Letwin’s “Introduction” to Adam Smith’s The Wealth of Nations is a short masterpiece about the opus magnum of the economic science. Letwin begins by noting that “all great books are liable to be misunderstood” and Smith’s more than other because it presents “a conjunction of science and polemic”: it is both a treatise in economic science, and perhaps the most powerful invective ever against mercantilism. Plus, it is “so rich in detail and complex in texture,” as Smith was never relinquishing his reader’s attention and produced, with style, a masterpiece of complexity—aptly, as he aimed to vindicate the harmonious working of a spontaneous order.
And still, Letwin wrote:
[T]he whole of The Wealth of Nations is a single protracted argument.
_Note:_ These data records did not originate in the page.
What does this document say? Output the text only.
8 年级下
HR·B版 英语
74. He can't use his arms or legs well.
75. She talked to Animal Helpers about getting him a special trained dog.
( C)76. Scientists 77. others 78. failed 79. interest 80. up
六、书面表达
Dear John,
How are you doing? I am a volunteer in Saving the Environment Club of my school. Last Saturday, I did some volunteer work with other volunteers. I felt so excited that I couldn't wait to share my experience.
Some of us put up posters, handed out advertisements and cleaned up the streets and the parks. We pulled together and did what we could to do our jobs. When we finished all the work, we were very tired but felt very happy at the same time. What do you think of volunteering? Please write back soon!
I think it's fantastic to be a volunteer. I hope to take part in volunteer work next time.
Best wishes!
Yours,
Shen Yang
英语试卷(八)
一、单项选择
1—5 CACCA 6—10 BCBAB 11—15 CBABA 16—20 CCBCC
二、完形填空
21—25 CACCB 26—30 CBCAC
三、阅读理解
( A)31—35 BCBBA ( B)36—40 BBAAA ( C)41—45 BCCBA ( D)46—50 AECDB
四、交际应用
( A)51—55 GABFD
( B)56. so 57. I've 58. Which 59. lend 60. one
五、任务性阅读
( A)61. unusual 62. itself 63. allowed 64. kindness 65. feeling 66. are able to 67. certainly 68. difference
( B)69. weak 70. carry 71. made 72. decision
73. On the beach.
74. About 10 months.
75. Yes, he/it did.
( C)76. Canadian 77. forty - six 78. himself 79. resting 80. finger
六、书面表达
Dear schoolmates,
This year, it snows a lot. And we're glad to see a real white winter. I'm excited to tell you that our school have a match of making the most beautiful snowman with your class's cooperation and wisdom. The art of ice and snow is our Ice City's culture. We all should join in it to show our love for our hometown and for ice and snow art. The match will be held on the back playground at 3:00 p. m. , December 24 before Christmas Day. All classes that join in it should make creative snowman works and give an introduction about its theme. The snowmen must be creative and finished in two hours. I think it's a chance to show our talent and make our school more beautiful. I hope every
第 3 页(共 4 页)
Smith set out to prove that the best of all economic policies is to leave the economy to work according to its own intrinsic laws or, what is equivalent, to leave each person to respond as he will to his own natural economic incentives.
“Very little of the mercantilist mentality” escaped Smith’s attention, Letwin explained.
But like other popular errors, this one too has great powers of survival; and so, although Smith demolished its intellectual foundations, mercantilism still exists. (…) Smith was better able to change men’s beliefs, than to revise their desires. The will of some men to prosper at the cost of others is not broken by reading books on economics.
Nor may it be by reading Letwin’s excellent introduction to Smith. However, his careful clarifying and his gentle reinforcing of the arguments of the great Scots can certainly be of use to those that are trying to remake those very arguments every day. For one, it is a great lesson in intellectual honesty—a rare and yet indispensable quality, for those defending the free society above anybody else. May he rest in peace.